I've been reading through A Little Book on the Christian Life by John Calvin recently I think he has some excellent words for us to consider. His words below:
We are continually harassed by one illness or another: the plague advances; we are cruelly vexed by the calamities of war; frost and hail render the land barren and leave us with little, devouring our expectation for the year's crop. Wife, parents, children, and close relatives are snatched away by death: homes are consumed by fire. These are events which make men curse their lives, despise the day they were born, hold in contempt heaven and its light, rage against God, and being fluent in blapshmeies, accuse God of unfariness and cruelty.
But the believer must in these same circumstances consider the mercy and the fatherly kindness of God.
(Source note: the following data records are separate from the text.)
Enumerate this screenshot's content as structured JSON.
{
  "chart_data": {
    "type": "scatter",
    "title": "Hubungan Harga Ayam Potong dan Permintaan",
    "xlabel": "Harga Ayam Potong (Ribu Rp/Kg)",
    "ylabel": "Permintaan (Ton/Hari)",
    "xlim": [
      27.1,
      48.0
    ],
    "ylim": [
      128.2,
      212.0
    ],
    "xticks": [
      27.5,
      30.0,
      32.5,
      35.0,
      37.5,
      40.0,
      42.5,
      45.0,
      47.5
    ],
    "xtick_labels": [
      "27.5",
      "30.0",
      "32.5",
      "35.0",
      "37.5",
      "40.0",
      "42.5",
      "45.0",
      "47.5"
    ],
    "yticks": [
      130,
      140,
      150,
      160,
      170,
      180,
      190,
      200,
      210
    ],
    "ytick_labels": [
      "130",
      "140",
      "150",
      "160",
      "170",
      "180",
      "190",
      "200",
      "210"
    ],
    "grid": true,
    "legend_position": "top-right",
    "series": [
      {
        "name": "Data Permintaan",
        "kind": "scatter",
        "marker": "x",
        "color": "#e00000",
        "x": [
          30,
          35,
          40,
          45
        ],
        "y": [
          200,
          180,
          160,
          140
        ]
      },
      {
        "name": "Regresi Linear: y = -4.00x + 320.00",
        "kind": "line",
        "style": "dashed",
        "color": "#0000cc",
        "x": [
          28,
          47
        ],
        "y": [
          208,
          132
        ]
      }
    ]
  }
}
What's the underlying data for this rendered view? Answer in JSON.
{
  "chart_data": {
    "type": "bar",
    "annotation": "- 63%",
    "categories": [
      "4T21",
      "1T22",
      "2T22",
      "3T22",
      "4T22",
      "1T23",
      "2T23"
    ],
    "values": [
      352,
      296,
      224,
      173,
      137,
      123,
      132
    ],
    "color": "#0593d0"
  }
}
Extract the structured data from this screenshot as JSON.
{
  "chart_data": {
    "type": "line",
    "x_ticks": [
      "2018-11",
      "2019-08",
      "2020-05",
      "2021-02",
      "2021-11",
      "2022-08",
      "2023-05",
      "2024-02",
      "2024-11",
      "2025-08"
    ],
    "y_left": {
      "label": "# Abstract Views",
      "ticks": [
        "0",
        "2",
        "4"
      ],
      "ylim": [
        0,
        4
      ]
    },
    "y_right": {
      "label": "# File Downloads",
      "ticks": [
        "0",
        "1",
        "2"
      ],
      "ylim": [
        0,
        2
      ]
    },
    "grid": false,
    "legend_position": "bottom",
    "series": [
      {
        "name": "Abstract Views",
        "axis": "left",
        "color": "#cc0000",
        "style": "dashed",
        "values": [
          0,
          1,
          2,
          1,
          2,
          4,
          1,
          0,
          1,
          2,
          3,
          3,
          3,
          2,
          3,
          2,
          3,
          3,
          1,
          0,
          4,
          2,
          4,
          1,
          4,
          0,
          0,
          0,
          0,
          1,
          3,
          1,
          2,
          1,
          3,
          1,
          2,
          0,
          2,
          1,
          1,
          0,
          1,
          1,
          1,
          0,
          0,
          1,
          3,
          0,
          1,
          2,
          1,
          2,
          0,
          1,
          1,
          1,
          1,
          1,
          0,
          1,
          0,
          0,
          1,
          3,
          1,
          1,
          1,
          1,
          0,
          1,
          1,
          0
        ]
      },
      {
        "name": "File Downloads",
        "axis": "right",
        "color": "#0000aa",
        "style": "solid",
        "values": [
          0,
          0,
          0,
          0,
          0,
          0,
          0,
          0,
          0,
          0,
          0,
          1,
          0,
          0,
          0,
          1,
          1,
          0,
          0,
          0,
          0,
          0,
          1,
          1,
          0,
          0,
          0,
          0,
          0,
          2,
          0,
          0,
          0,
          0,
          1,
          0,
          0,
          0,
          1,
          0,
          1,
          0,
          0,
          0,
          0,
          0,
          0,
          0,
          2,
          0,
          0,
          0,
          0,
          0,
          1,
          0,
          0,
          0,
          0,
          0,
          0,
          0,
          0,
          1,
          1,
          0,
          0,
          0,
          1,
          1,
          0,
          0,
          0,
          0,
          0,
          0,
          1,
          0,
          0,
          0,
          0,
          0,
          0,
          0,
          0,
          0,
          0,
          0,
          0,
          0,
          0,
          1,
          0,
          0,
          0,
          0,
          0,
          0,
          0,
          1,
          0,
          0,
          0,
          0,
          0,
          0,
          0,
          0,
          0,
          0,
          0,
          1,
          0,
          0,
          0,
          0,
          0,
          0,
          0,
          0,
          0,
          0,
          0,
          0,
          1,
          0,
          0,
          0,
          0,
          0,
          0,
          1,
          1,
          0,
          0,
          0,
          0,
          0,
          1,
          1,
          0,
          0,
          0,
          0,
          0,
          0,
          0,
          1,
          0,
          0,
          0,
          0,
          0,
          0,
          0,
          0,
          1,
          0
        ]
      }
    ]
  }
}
If the believer, then, should see his house made lonely by the loss of those nearest to him, even then he must not stop praising the Lord. Rather, he must turn himself to this thought: "The Lord's grace continues to dwell in my home and will not leave it desolate." If the believer should see his crop consumed by drought, disease, or frost, or trampled down by hail and famine threaten him, even then he must not despair within his soul, nor should he become angry toward God. Rather, he must persist with confidence in this truth: "But we your people, the sheep of your pasture, will give thanks to you forever" (Ps. 79:13).
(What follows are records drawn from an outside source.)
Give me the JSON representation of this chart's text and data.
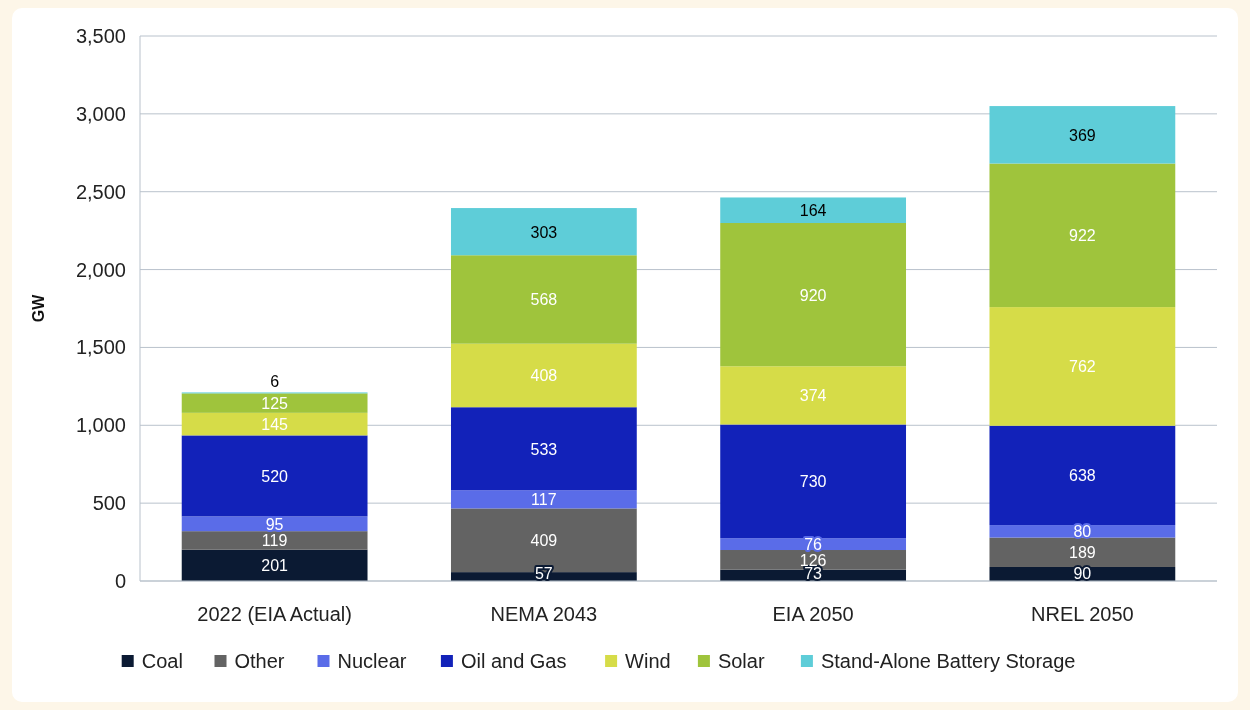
{
  "chart_data": {
    "type": "bar",
    "stacked": true,
    "ylabel": "GW",
    "categories": [
      "2022 (EIA Actual)",
      "NEMA 2043",
      "EIA 2050",
      "NREL 2050"
    ],
    "series": [
      {
        "name": "Coal",
        "color": "#0b1a33",
        "values": [
          201,
          57,
          73,
          90
        ]
      },
      {
        "name": "Other",
        "color": "#636363",
        "values": [
          119,
          409,
          126,
          189
        ]
      },
      {
        "name": "Nuclear",
        "color": "#5a6ce8",
        "values": [
          95,
          117,
          76,
          80
        ]
      },
      {
        "name": "Oil and Gas",
        "color": "#1222b9",
        "values": [
          520,
          533,
          730,
          638
        ]
      },
      {
        "name": "Wind",
        "color": "#d6dc48",
        "values": [
          145,
          408,
          374,
          762
        ]
      },
      {
        "name": "Solar",
        "color": "#9fc43c",
        "values": [
          125,
          568,
          920,
          922
        ]
      },
      {
        "name": "Stand-Alone Battery Storage",
        "color": "#5ecdd8",
        "values": [
          6,
          303,
          164,
          369
        ]
      }
    ],
    "ylim": [
      0,
      3500
    ],
    "yticks": [
      {
        "value": 0,
        "label": "0"
      },
      {
        "value": 500,
        "label": "500"
      },
      {
        "value": 1000,
        "label": "1,000"
      },
      {
        "value": 1500,
        "label": "1,500"
      },
      {
        "value": 2000,
        "label": "2,000"
      },
      {
        "value": 2500,
        "label": "2,500"
      },
      {
        "value": 3000,
        "label": "3,000"
      },
      {
        "value": 3500,
        "label": "3,500"
      }
    ],
    "grid": "y",
    "legend": "bottom",
    "data_labels": true
  }
}
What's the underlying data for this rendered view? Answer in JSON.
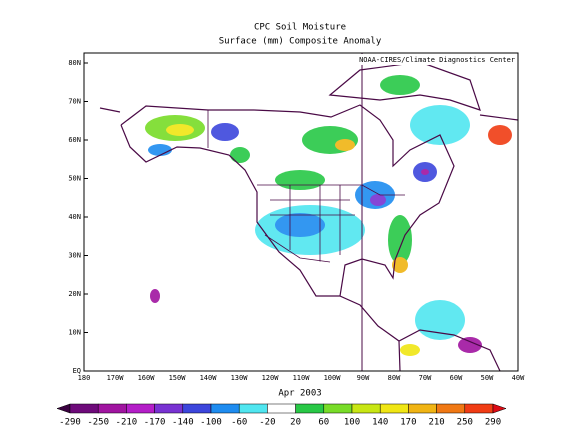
{
  "title": "CPC Soil Moisture",
  "subtitle": "Surface  (mm) Composite Anomaly",
  "credit": "NOAA-CIRES/Climate Diagnostics Center",
  "lat_labels": [
    "80N",
    "70N",
    "60N",
    "50N",
    "40N",
    "30N",
    "20N",
    "10N",
    "EQ"
  ],
  "lon_labels": [
    "180",
    "170W",
    "160W",
    "150W",
    "140W",
    "130W",
    "120W",
    "110W",
    "100W",
    "90W",
    "80W",
    "70W",
    "60W",
    "50W",
    "40W"
  ],
  "date": "Apr 2003",
  "colorbar": {
    "levels": [
      -290,
      -250,
      -210,
      -170,
      -140,
      -100,
      -60,
      -20,
      20,
      60,
      100,
      140,
      170,
      210,
      250,
      290
    ],
    "colors": [
      "#3a0040",
      "#6e0a7a",
      "#a014a0",
      "#b41ec8",
      "#7832d2",
      "#3c46dc",
      "#1e8cf0",
      "#50e6f0",
      "#ffffff",
      "#28c846",
      "#78dc28",
      "#c8e614",
      "#f0e614",
      "#f0b414",
      "#f07814",
      "#f03c14",
      "#dc0a14"
    ]
  }
}
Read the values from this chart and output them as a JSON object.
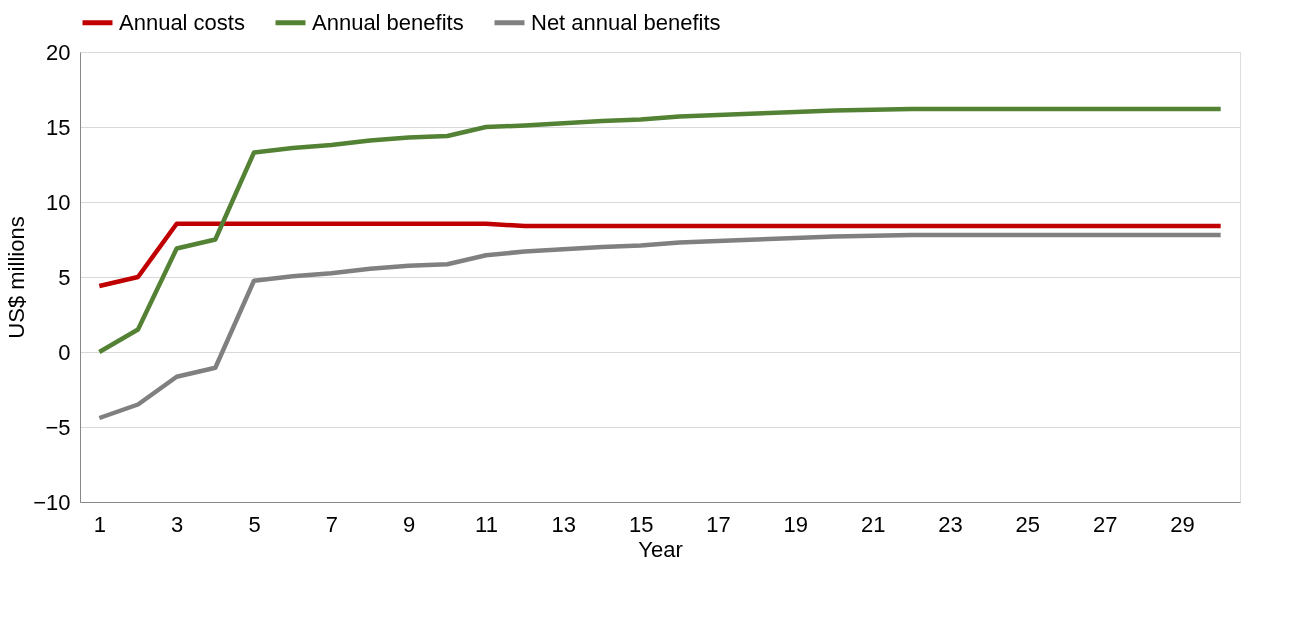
{
  "chart_data": {
    "type": "line",
    "xlabel": "Year",
    "ylabel": "US$ millions",
    "x": [
      1,
      2,
      3,
      4,
      5,
      6,
      7,
      8,
      9,
      10,
      11,
      12,
      13,
      14,
      15,
      16,
      17,
      18,
      19,
      20,
      21,
      22,
      23,
      24,
      25,
      26,
      27,
      28,
      29,
      30
    ],
    "xlim": [
      0.5,
      30.5
    ],
    "xticks": [
      1,
      3,
      5,
      7,
      9,
      11,
      13,
      15,
      17,
      19,
      21,
      23,
      25,
      27,
      29
    ],
    "ylim": [
      -10,
      20
    ],
    "yticks": [
      -10,
      -5,
      0,
      5,
      10,
      15,
      20
    ],
    "grid": "y",
    "legend": "top",
    "marker": "none",
    "line_style": "solid",
    "series": [
      {
        "name": "Annual costs",
        "color": "#c00000",
        "values": [
          4.4,
          5.0,
          8.55,
          8.55,
          8.55,
          8.55,
          8.55,
          8.55,
          8.55,
          8.55,
          8.55,
          8.4,
          8.4,
          8.4,
          8.4,
          8.4,
          8.4,
          8.4,
          8.4,
          8.4,
          8.4,
          8.4,
          8.4,
          8.4,
          8.4,
          8.4,
          8.4,
          8.4,
          8.4,
          8.4
        ]
      },
      {
        "name": "Annual benefits",
        "color": "#548235",
        "values": [
          0,
          1.5,
          6.9,
          7.5,
          13.3,
          13.6,
          13.8,
          14.1,
          14.3,
          14.4,
          15.0,
          15.1,
          15.25,
          15.4,
          15.5,
          15.7,
          15.8,
          15.9,
          16.0,
          16.1,
          16.15,
          16.2,
          16.2,
          16.2,
          16.2,
          16.2,
          16.2,
          16.2,
          16.2,
          16.2
        ]
      },
      {
        "name": "Net annual benefits",
        "color": "#808080",
        "values": [
          -4.4,
          -3.5,
          -1.65,
          -1.05,
          4.75,
          5.05,
          5.25,
          5.55,
          5.75,
          5.85,
          6.45,
          6.7,
          6.85,
          7.0,
          7.1,
          7.3,
          7.4,
          7.5,
          7.6,
          7.7,
          7.75,
          7.8,
          7.8,
          7.8,
          7.8,
          7.8,
          7.8,
          7.8,
          7.8,
          7.8
        ]
      }
    ]
  }
}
God, then, will provide for us, however barren the land. If the believer should be afflicted by illness, he must not be so stung by the severity of his hardship that he erupts in impatience and demands from God an explanation. Rather, he must, considering the justice and gentleness of God's discipline, recall himself to patience.
Indeed, the believer should accept whatever comes with a gentle and thankful heart, because he knows that it is ordained by the Lord. Moreover, he must not stubbornly resist the rule of God into whose power he has placed himself and all his affairs. So let the Christian make it his priority to drive from his breast that foolish and unfortunate comfort of pagans, who, in order to bolster their spirits against all adverse events, credit those events to fortune. They think it's silly to be angry at fortune, since she is reckless, aimless, and blind - inflicting her wounds equally on the deserving and the undesdrving. In contrast, the rule of godliness is to recognize that God's hand is the sole judge and governor of every fortune, and because His hand is not recklessly driven to fury, it distributes to us both good and ill according to His orderly righteousness.